I think they might think they knew what to say about cancer, and come up to you and say it once. Then they'd realize that they had no clue what to say, and go back to being timid, hopeful and forgetful again.

We love each other. We're just afraid of not doing it right.

Anonymous said...

Hi Tye-Dye,

I'm so sorry to hear of how your friends and acquaintances are treating you during this difficult time. When I was diagnosed with cancer 3 yrs ago, every one of my closest friends whom I've known over 20 yrs ignored and abandoned me esp. when I needed them the most after surgery. They knew that I didn't have any living family members to help me and that I didn't have the financial means to hire a full time nurse. They promised to help me physically and financially until I was able to return to work. Well, the last time I ever saw these friends were at the hospital after surgery and never again.

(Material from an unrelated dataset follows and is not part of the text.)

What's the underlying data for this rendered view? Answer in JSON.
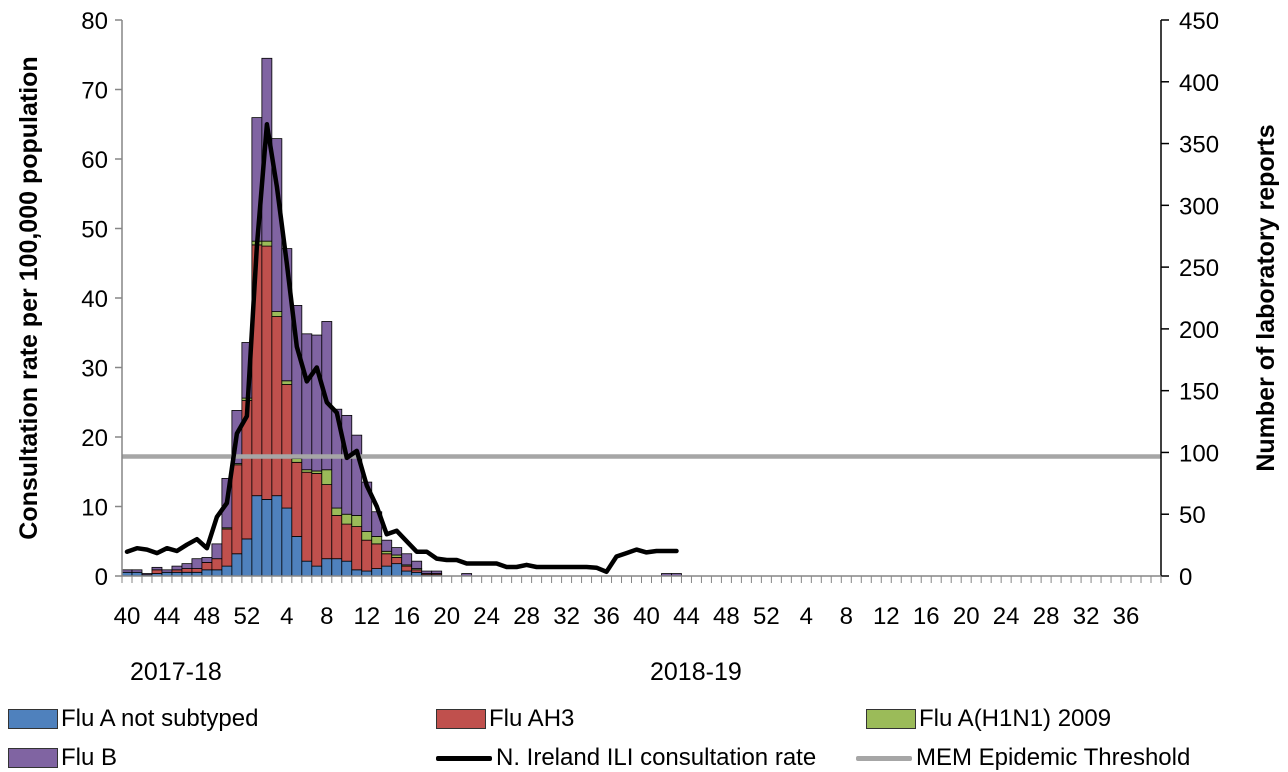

I was severely depressed and didn't want to live knowing they abandoned me. Through it all, and after my anger subsided, I've come to realize and I hope you do too, that the strength inside us helped survive this ordeal and disappointment. Isn't it amazing how you are still able to cope with this and you are aware of how others are feeling towards you. I do accept the excuse that some people are afraid to face uncomfortable situations and do not know how to react to you, but also, I've come to accept that it's okay not to forgive those who never were true friends.

I hope you know you are not alone and there are some selfish people out there. You seem to be such a nice person that you will attract better friends who will stand by you for life. I'll be praying for your health and happiness Tye-Dye!